Now, we can get the best score and parameters for `Lasso`:

In [108]:
print('Best score:', abs(search.best_score_))

Best score: 18211.751182491404


In [109]:
print('Best alpha:', search.best_params_)

Best alpha: {'model__alpha': 0.9500000000000001}


As you can see, best `alpha` is 0.95 which is the very end of our given interval, i. e. \[0, 1) with a step of 0.05. We need to search again in case the best parameter lies in a bigger interval:

In [110]:
param_dict = {'model__alpha': np.arange(1, 100, 5)}

search = GridSearchCV(lasso_pipeline, param_dict, 
                      cv=10, 
                      scoring='neg_mean_absolute_error')

_ = search.fit(X_train, y_train)

In [111]:
print('Best score:', abs(search.best_score_))

Best score: 16365.54751395061


In [112]:
print('Best alpha:', search.best_params_)

Best alpha: {'model__alpha': 76}


With best hyperparameters, we get a significant drop in MAE (which is good). Let's redefine our pipeline with `Lasso(alpha=76)`:

In [113]:
lasso = Lasso(alpha=76)

final_lasso_pipe = Pipeline(steps=[
    ('preprocess', full_processor),
    ('model', lasso)
])

Fit it to `X_train`, validate on `X_valid` and submit predictions for the competition using `X_test`:

In [114]:
_ = final_lasso_pipe.fit(X_train, y_train)
preds = final_lasso_pipe.predict(X_valid)

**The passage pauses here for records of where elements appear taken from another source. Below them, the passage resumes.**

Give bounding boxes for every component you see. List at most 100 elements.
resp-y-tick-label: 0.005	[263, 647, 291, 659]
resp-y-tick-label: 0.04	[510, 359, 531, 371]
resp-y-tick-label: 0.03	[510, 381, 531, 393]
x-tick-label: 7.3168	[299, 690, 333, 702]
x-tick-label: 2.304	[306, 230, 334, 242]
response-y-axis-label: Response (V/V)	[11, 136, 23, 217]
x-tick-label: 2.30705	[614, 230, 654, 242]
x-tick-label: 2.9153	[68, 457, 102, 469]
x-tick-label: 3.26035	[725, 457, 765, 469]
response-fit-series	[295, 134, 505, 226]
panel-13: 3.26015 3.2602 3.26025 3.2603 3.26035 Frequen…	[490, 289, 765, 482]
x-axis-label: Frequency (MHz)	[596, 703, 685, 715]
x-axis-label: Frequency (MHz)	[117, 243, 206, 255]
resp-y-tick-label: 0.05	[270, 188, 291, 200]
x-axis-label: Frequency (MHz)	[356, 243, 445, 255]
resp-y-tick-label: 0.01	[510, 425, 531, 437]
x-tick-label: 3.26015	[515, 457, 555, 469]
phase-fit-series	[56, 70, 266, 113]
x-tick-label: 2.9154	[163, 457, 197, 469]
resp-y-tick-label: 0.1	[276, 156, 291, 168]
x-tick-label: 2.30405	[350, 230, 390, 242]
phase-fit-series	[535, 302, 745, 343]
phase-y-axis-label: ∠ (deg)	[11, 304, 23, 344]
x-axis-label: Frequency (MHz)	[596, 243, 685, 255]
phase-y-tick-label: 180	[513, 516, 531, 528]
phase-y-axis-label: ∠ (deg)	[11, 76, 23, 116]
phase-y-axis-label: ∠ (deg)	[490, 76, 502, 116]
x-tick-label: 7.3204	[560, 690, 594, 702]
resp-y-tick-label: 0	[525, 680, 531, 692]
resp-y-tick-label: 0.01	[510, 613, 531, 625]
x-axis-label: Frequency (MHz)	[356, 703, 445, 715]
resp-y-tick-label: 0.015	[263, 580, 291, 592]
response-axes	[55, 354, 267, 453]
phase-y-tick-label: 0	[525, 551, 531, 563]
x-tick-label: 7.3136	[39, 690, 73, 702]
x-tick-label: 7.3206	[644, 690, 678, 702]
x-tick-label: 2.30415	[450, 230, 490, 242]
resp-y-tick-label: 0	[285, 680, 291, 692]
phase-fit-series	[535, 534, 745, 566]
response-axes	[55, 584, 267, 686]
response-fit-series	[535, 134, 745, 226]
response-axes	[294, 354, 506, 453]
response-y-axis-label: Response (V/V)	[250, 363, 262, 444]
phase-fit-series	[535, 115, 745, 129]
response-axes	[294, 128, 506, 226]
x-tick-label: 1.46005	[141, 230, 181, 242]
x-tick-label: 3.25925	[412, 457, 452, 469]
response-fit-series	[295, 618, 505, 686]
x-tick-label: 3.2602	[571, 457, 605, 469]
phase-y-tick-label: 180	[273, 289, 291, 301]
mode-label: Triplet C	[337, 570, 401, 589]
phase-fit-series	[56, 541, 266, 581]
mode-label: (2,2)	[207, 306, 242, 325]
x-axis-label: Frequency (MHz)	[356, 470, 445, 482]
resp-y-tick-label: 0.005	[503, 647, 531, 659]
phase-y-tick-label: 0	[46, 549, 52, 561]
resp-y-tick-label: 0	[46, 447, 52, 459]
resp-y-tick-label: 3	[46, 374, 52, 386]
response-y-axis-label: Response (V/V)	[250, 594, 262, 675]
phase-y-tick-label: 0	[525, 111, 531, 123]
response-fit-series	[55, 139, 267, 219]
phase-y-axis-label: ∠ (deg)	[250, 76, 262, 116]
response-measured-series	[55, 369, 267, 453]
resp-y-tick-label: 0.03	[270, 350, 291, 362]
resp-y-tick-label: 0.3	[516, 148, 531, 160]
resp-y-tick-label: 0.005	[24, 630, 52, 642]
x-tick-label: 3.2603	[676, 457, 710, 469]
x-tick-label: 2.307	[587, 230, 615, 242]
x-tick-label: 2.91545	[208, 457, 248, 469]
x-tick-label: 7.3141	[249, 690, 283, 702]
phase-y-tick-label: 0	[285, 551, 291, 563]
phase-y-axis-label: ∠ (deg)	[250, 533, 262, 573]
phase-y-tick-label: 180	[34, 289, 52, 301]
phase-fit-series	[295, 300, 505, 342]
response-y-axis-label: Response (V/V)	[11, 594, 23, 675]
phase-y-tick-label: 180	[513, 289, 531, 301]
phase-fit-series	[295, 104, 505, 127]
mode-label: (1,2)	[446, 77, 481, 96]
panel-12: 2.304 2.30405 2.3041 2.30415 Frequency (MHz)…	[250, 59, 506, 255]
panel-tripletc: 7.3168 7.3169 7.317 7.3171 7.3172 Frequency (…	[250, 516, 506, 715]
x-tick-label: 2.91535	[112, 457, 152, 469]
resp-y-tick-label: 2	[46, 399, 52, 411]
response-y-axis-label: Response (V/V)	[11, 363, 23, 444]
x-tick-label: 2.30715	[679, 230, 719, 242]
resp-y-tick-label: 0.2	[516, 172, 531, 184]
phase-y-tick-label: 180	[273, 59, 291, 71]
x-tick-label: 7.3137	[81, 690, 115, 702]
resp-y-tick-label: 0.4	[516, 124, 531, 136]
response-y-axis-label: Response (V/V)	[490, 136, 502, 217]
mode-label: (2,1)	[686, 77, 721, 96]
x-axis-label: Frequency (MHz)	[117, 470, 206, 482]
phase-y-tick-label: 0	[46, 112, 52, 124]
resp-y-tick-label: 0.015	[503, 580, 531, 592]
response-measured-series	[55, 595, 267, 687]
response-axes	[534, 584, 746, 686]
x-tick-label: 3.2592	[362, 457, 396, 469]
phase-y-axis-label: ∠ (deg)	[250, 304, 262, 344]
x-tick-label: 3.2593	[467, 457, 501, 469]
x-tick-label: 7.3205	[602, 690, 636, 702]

mean_absolute_error(y_valid, preds)

18330.014440409737

In [115]:
preds_final = final_lasso_pipe.predict(X_test)

output = pd.DataFrame({'Id': X_test.index,
                       'SalePrice': preds_final})
output.to_csv('submission.csv', index=False)

### Conclusion

In summary, pipelines introduce several advantages to your daily workflow such as compact and fast code, ease of use and in-place modification of multiple steps. In the examples, we used simple Lasso regression but the pipeline we created could be used for virtually any model out there. Go and use it to build something awesome!